The Advance/Decliner Index is our effort to quantify the anecdotal price information we find in our every day reading about global steel price trends. We also are looking at relative prices in the U.S. versus abroad in our attempt to gauge international price pressure/opportunities heading our way.
Advance/Decliner Index Jumps
Our Advance/Decliner Index jumped to 91% from 68% last week, reaching the highest level since June 2008, before the onset of the current global economic rout. While there are fewer price changes in the market in general due to the holidays, the data continue to show broad-based pricing strength, lead by surging prices in China. Our China index rose for the fourth straight week, climbing to 100% from 91% last week. This is the third time in the last two months our China index has hit 100%, meaning there were no reported price declines. Our ex-China index also strengthened, rising to 87% from 62% the prior week, the highest level since June.

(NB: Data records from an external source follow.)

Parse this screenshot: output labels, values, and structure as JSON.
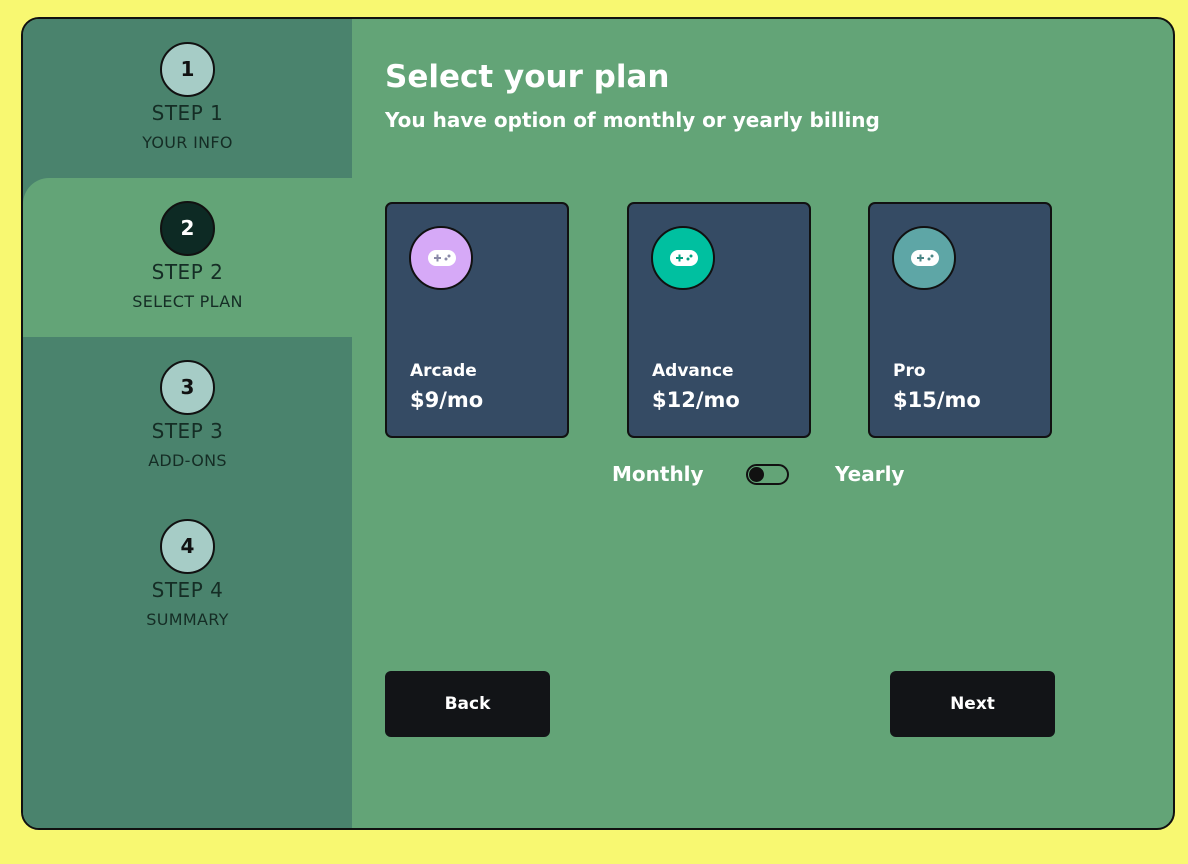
{
  "sidebar": {
    "steps": [
      {
        "number": "1",
        "title": "STEP 1",
        "subtitle": "YOUR INFO",
        "active": false
      },
      {
        "number": "2",
        "title": "STEP 2",
        "subtitle": "SELECT PLAN",
        "active": true
      },
      {
        "number": "3",
        "title": "STEP 3",
        "subtitle": "ADD-ONS",
        "active": false
      },
      {
        "number": "4",
        "title": "STEP 4",
        "subtitle": "SUMMARY",
        "active": false
      }
    ]
  },
  "main": {
    "title": "Select your plan",
    "subtitle": "You have option of monthly or yearly billing",
    "plans": [
      {
        "name": "Arcade",
        "price": "$9/mo",
        "icon": "gamepad-icon",
        "color": "#d6a9f7"
      },
      {
        "name": "Advance",
        "price": "$12/mo",
        "icon": "gamepad-icon",
        "color": "#00c0a0"
      },
      {
        "name": "Pro",
        "price": "$15/mo",
        "icon": "gamepad-icon",
        "color": "#5ea6a6"
      }
    ],
    "billing": {
      "monthly_label": "Monthly",
      "yearly_label": "Yearly",
      "selected": "Monthly"
    },
    "back_label": "Back",
    "next_label": "Next"
  },
  "colors": {
    "page_background": "#f8f871",
    "sidebar": "#4a836d",
    "main": "#63a477",
    "card": "#354b64",
    "button": "#121417"
  }
}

Strength Still Most Evident in Flat-Rolled
China recorded eight price increases this week, followed by the US with four, Turkey had three, Brazil posted two, while Italy, Southeast Asia, Europe and India each recorded a single price rise. Turkey and Japan posted one price decline each this week. There were seven price increases for flat-rolled products, followed by pipe, rebar, and beam with three, merchant bar with two, while billet, plate, and wire rod reported a single price rise. Flat-rolled products and beams each reported one price decline.

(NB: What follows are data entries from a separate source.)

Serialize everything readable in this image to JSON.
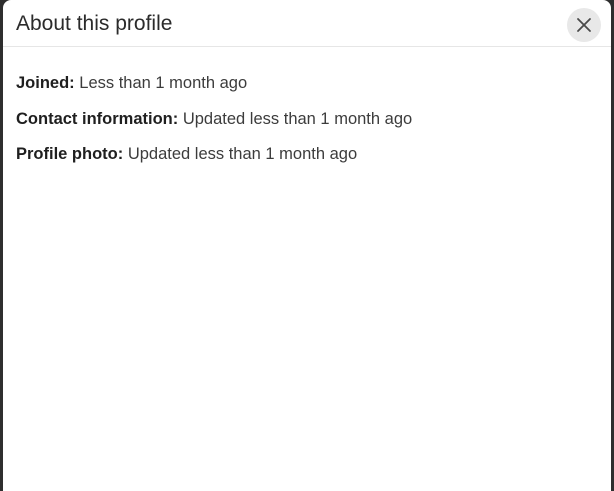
{
  "modal": {
    "title": "About this profile",
    "close_icon": "close-x-icon"
  },
  "details": [
    {
      "label": "Joined:",
      "value": "Less than 1 month ago"
    },
    {
      "label": "Contact information:",
      "value": "Updated less than 1 month ago"
    },
    {
      "label": "Profile photo:",
      "value": "Updated less than 1 month ago"
    }
  ]
}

Relative Domestic Prices Still Hitting Record Lows; We Expect Meaningful Upside in Domestic Prices
While HRC and beam prices are strengthening on a relative basis, domestic prices continue to be remarkably low versus the rest of the world driven by a weaker economy in the US than other regions, particularly China. Normal premia in the US market ranges from $35-60/tn; this is simply not the case today. Rebar prices in the US in December have fallen $48/ton or 10% from November and are down still more sharply relative to all other regions where prices have risen; a $65/tn rebar price increase for January seems assured in our view; rebar prices are at a 10-year record low vs. Japan and near that same level vs. China. Plate prices have fallen 7% in December, and are down relative to China and Europe. Absolute HRC prices in the US have risen 5% in the month, and are up relative to China, Europe and Japan, but still near record low levels. Domestic beam prices increased by $25/ton or 4.0% in December and are up relative to China, Japan, and Europe which have posted an increase of 1.7% and decreases of 0.2% and 4.8%, respectively.
Global steel prices continue to rise in an increasingly volatile pricing environment. We expect the upward trend in domestic prices to continue in the near and intermediate term, supported by low relative prices, depleted inventories, a reduction in imports, and a pickup in exports.